Dass dies Tolstojs Verlangen war, macht Jay Parini auf eindrucksvolle Weise deutlich. Er beweist mit Tolstojs letztes Jahr, dass sein romaneskes Arrangement nicht nur auf erstklassiger literaturgeschichtlicher Recherche beruht, sondern er auch ein unzweifelhaftes Gespür für die sinnliche Wahrnehmung von Stimmen und Stimmungen hat. Originell und glaubhaft lässt er die Charaktere seiner Handlung nicht nur vor dem inneren Auge des Lesers entstehen, sondern haucht ihnen Leben ein. Nach der Lektüre von Parinis Roman muss man ernsthaft fragen, aus welchem Grund eine Übersetzung dieses Buches geschlagene 18 Jahre auf sich warten lassen musste. Einfallsreich, sprachgewaltig und zutiefst menschlich kommt Tolstojs letztes Jahr daher und ist sowohl Tolstoj-Kennern wie auch für Tolstoj-Neulingen ans Herz zu legen.
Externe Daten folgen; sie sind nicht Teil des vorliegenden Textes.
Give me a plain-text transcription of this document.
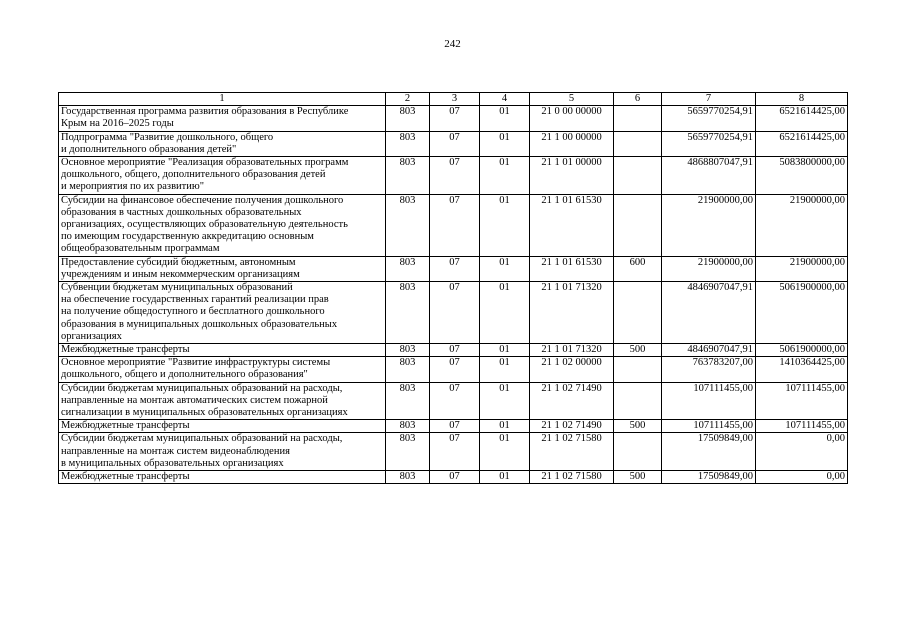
242
1	2	3	4	5	6	7	8
Государственная программа развития образования в Республике
Крым на 2016–2025 годы	803	07	01	21 0 00 00000		5659770254,91	6521614425,00
Подпрограмма "Развитие дошкольного, общего
и дополнительного образования детей"	803	07	01	21 1 00 00000		5659770254,91	6521614425,00
Основное мероприятие "Реализация образовательных программ
дошкольного, общего, дополнительного образования детей
и мероприятия по их развитию"	803	07	01	21 1 01 00000		4868807047,91	5083800000,00
Субсидии на финансовое обеспечение получения дошкольного
образования в частных дошкольных образовательных
организациях, осуществляющих образовательную деятельность
по имеющим государственную аккредитацию основным
общеобразовательным программам	803	07	01	21 1 01 61530		21900000,00	21900000,00
Предоставление субсидий бюджетным, автономным
учреждениям и иным некоммерческим организациям	803	07	01	21 1 01 61530	600	21900000,00	21900000,00
Субвенции бюджетам муниципальных образований
на обеспечение государственных гарантий реализации прав
на получение общедоступного и бесплатного дошкольного
образования в муниципальных дошкольных образовательных
организациях	803	07	01	21 1 01 71320		4846907047,91	5061900000,00
Межбюджетные трансферты	803	07	01	21 1 01 71320	500	4846907047,91	5061900000,00
Основное мероприятие "Развитие инфраструктуры системы
дошкольного, общего и дополнительного образования"	803	07	01	21 1 02 00000		763783207,00	1410364425,00
Субсидии бюджетам муниципальных образований на расходы,
направленные на монтаж автоматических систем пожарной
сигнализации в муниципальных образовательных организациях	803	07	01	21 1 02 71490		107111455,00	107111455,00
Межбюджетные трансферты	803	07	01	21 1 02 71490	500	107111455,00	107111455,00
Субсидии бюджетам муниципальных образований на расходы,
направленные на монтаж систем видеонаблюдения
в муниципальных образовательных организациях	803	07	01	21 1 02 71580		17509849,00	0,00
Межбюджетные трансферты	803	07	01	21 1 02 71580	500	17509849,00	0,00
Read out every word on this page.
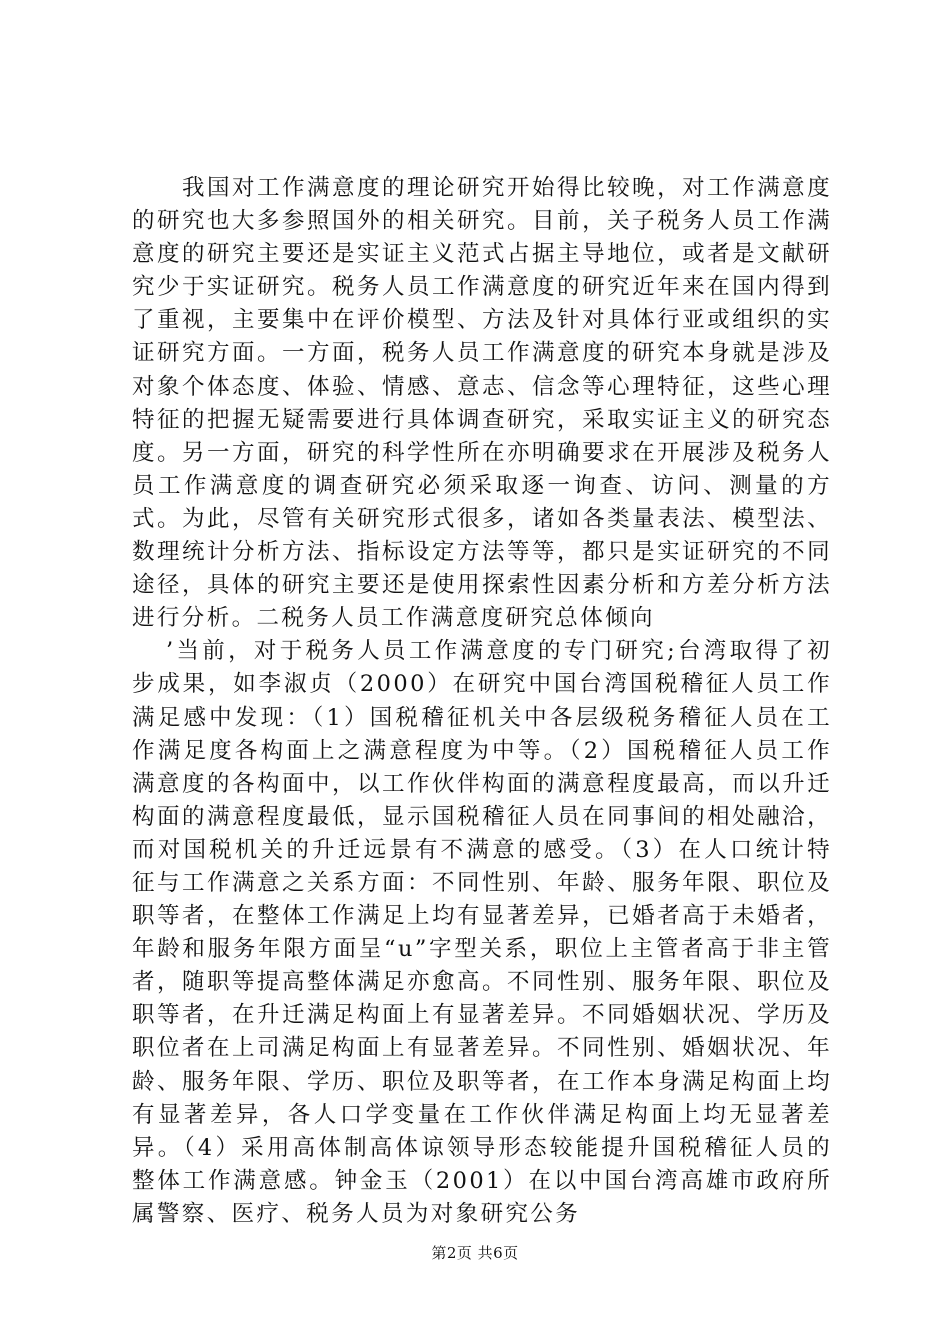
我国对工作满意度的理论研究开始得比较晚，对工作满意度的研究也大多参照国外的相关研究。目前，关子税务人员工作满意度的研究主要还是实证主义范式占据主导地位，或者是文献研究少于实证研究。税务人员工作满意度的研究近年来在国内得到了重视，主要集中在评价模型、方法及针对具体行亚或组织的实证研究方面。一方面，税务人员工作满意度的研究本身就是涉及对象个体态度、体验、情感、意志、信念等心理特征，这些心理特征的把握无疑需要进行具体调查研究，采取实证主义的研究态度。另一方面，研究的科学性所在亦明确要求在开展涉及税务人员工作满意度的调查研究必须采取逐一询查、访问、测量的方式。为此，尽管有关研究形式很多，诸如各类量表法、模型法、数理统计分析方法、指标设定方法等等，都只是实证研究的不同途径，具体的研究主要还是使用探索性因素分析和方差分析方法进行分析。二税务人员工作满意度研究总体倾向

’当前，对于税务人员工作满意度的专门研究;台湾取得了初步成果，如李淑贞（2000）在研究中国台湾国税稽征人员工作满足感中发现：（1）国税稽征机关中各层级税务稽征人员在工作满足度各构面上之满意程度为中等。（2）国税稽征人员工作满意度的各构面中，以工作伙伴构面的满意程度最高，而以升迁构面的满意程度最低，显示国税稽征人员在同事间的相处融洽，而对国税机关的升迁远景有不满意的感受。（3）在人口统计特征与工作满意之关系方面：不同性别、年龄、服务年限、职位及职等者，在整体工作满足上均有显著差异，已婚者高于未婚者，年龄和服务年限方面呈“u”字型关系，职位上主管者高于非主管者，随职等提高整体满足亦愈高。不同性别、服务年限、职位及职等者，在升迁满足构面上有显著差异。不同婚姻状况、学历及职位者在上司满足构面上有显著差异。不同性别、婚姻状况、年龄、服务年限、学历、职位及职等者，在工作本身满足构面上均有显著差异，各人口学变量在工作伙伴满足构面上均无显著差异。（4）采用高体制高体谅领导形态较能提升国税稽征人员的整体工作满意感。钟金玉（2001）在以中国台湾高雄市政府所属警察、医疗、税务人员为对象研究公务

第2页 共6页
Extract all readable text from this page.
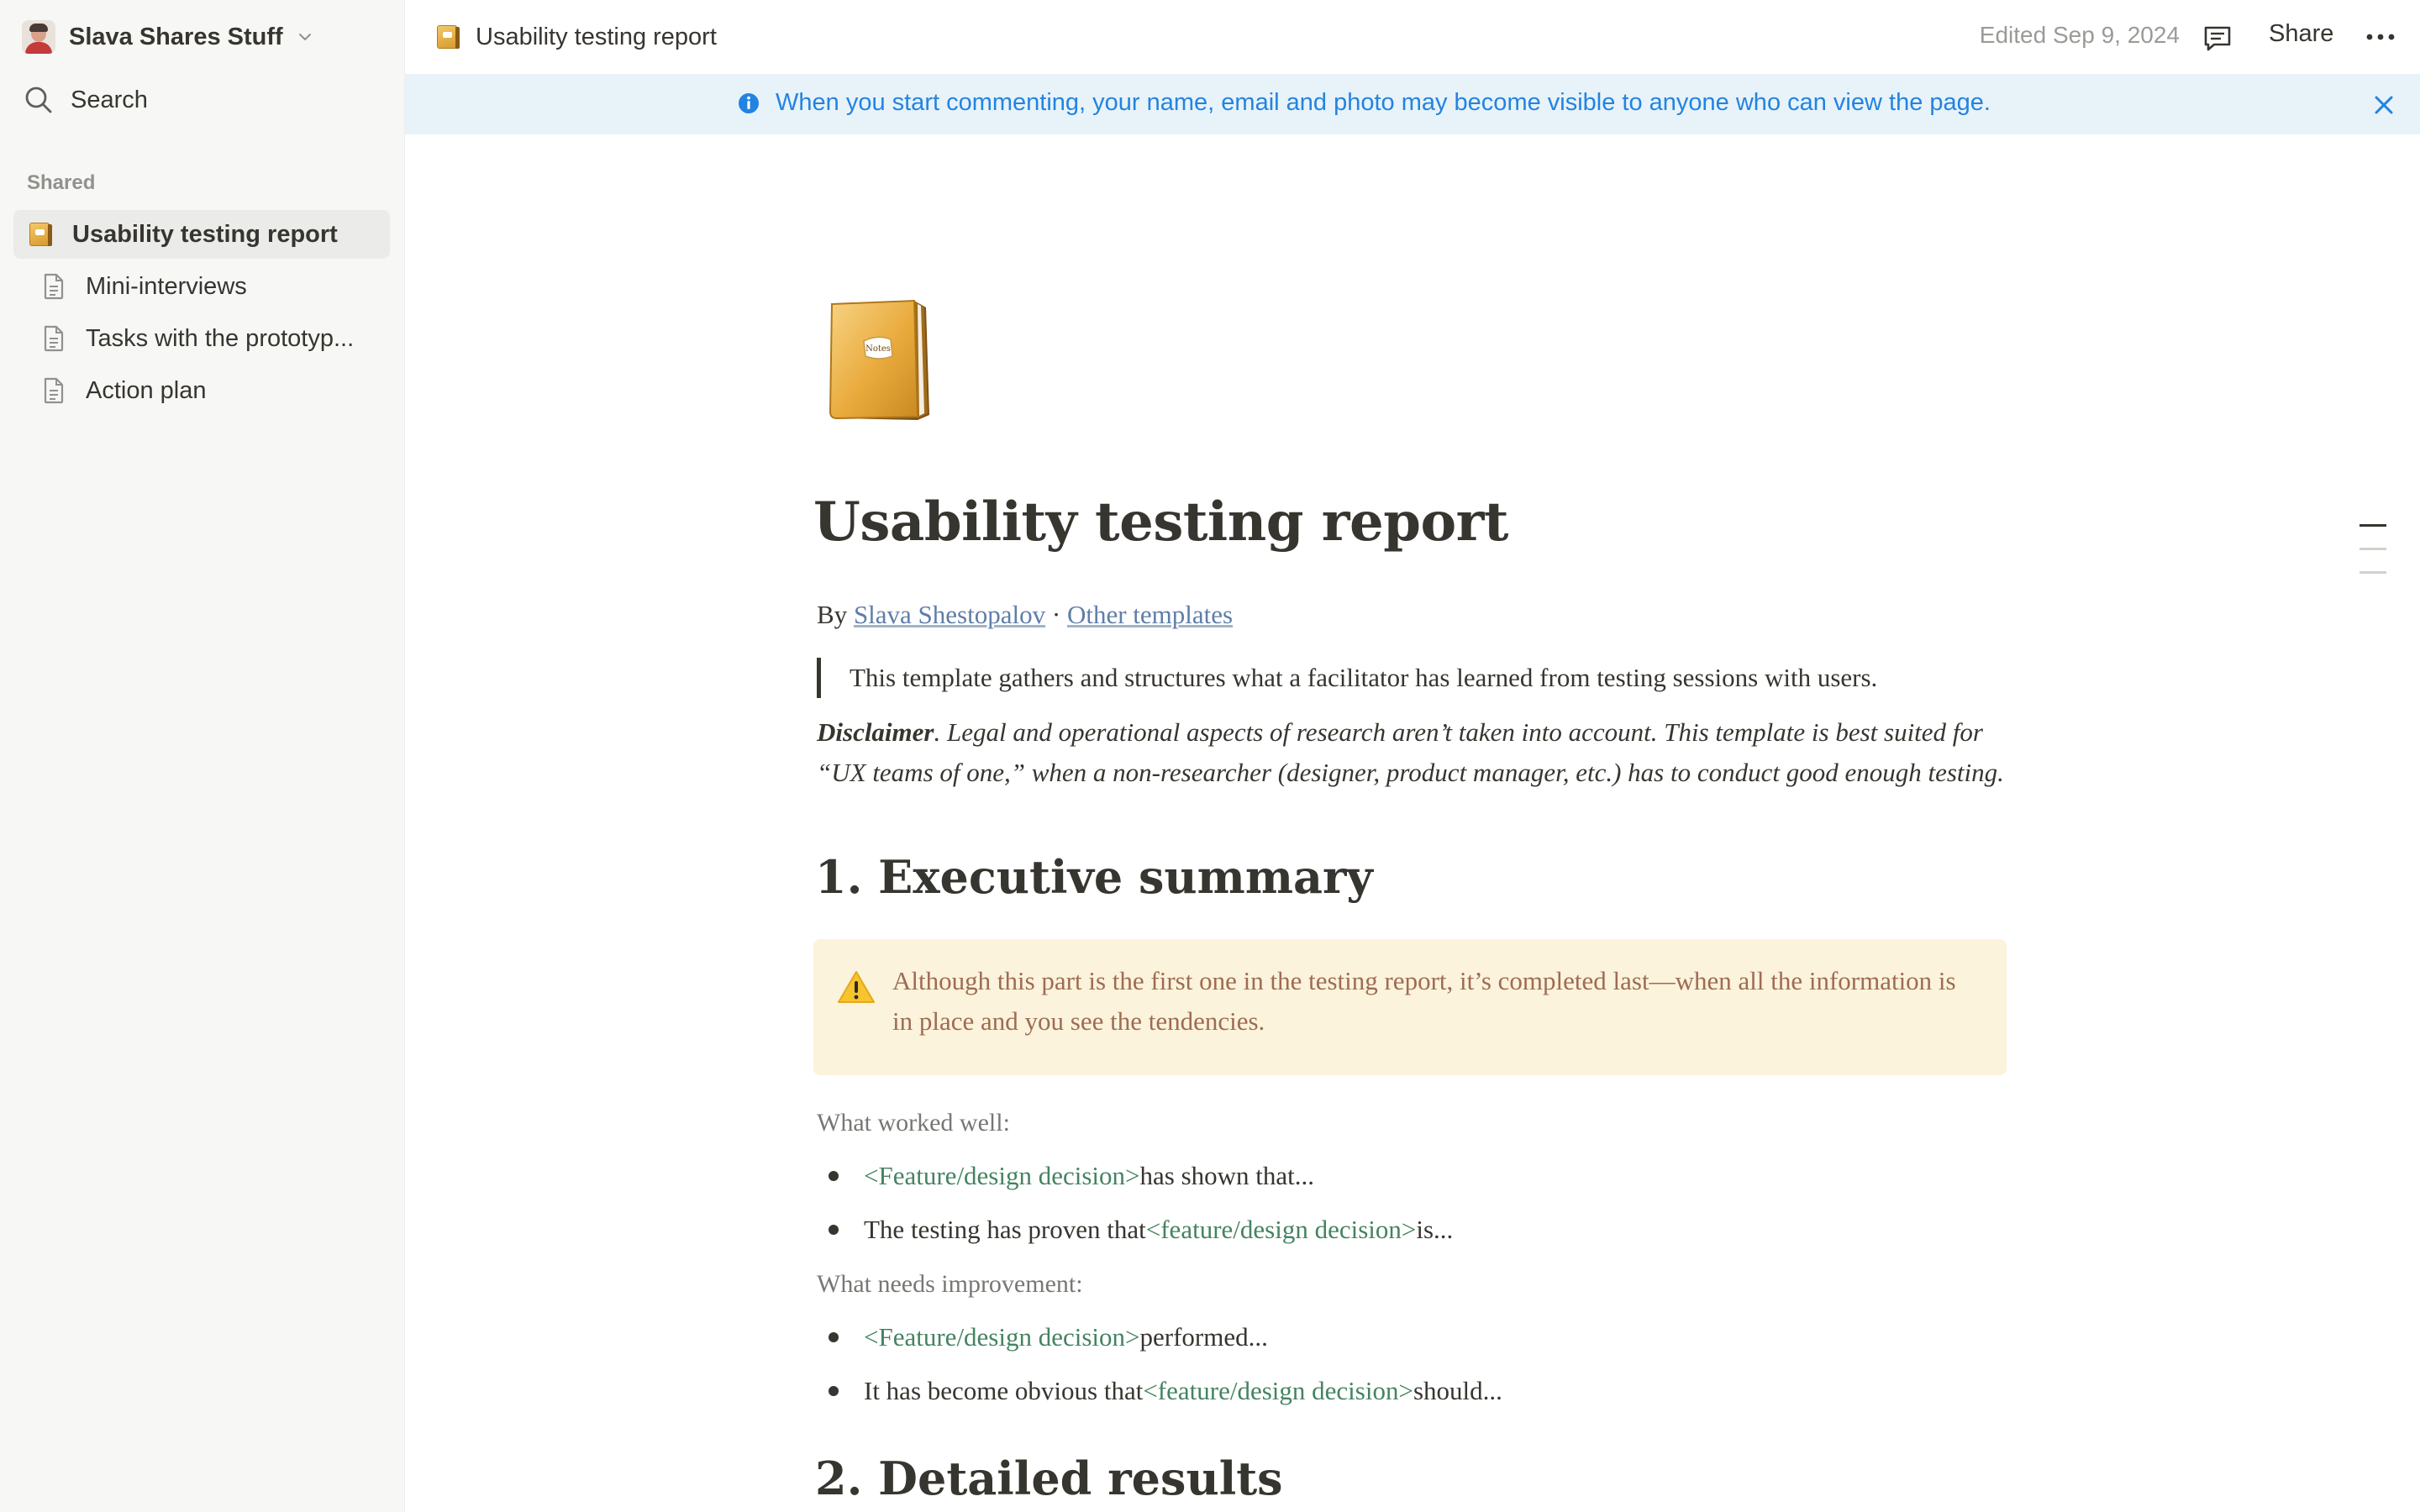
Slava Shares Stuff
Search
Shared
Usability testing report
Mini-interviews
Tasks with the prototyp...
Action plan
Usability testing report	Edited Sep 9, 2024	Share
When you start commenting, your name, email and photo may become visible to anyone who can view the page.
Notes
Usability testing report
By Slava Shestopalov · Other templates
This template gathers and structures what a facilitator has learned from testing sessions with users.
Disclaimer. Legal and operational aspects of research aren’t taken into account. This template is best suited for “UX teams of one,” when a non-researcher (designer, product manager, etc.) has to conduct good enough testing.
1. Executive summary
Although this part is the first one in the testing report, it’s completed last—when all the information is in place and you see the tendencies.
What worked well:
<Feature/design decision> has shown that...
The testing has proven that <feature/design decision> is...
What needs improvement:
<Feature/design decision> performed...
It has become obvious that <feature/design decision> should...
2. Detailed results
Die Themen, die Parini darin anspricht, zeugen von dem Mut des Autors zu den großen Themen des Lebens: Die Isolation und Hoffnungslosigkeit zurückgewiesener Liebe, die Schonungslosigkeit des Idealismus, die Grausamkeit von Loyalitätskonflikten und schließlich die innere Zerrüttung einer gespaltenen Familie.

»Und alles ungelebte Leben wird ewig in Ihnen weiter rumoren, ewig ungelebt. Und die nicht gehörte Stimme Ihres Gewissens wird Ihnen ewig kläglich zurufen.«, kündigt Nietzsche seinem Arzt Josef Breuer in Yaloms Realfiktion an, sollte er sich seiner inneren Wahrheit widersetzen. Es war wohl diese ewig klagende Stimme des eigenen Gewissens, die Tolstoj zur Flucht angetrieben hat, weg vom Überfluss, weg von den an ihn gestellten Ansprüchen, weg von allem Irdischen Verlangen hin zu sich selbst. Diesen Ausbruch überlebte er zwar nicht, allerdings blieb sich Tolstoj dabei selbst treu – das Wichtigste, im »Würfelspiel des Daseins«, in dem sich alles wiederholt.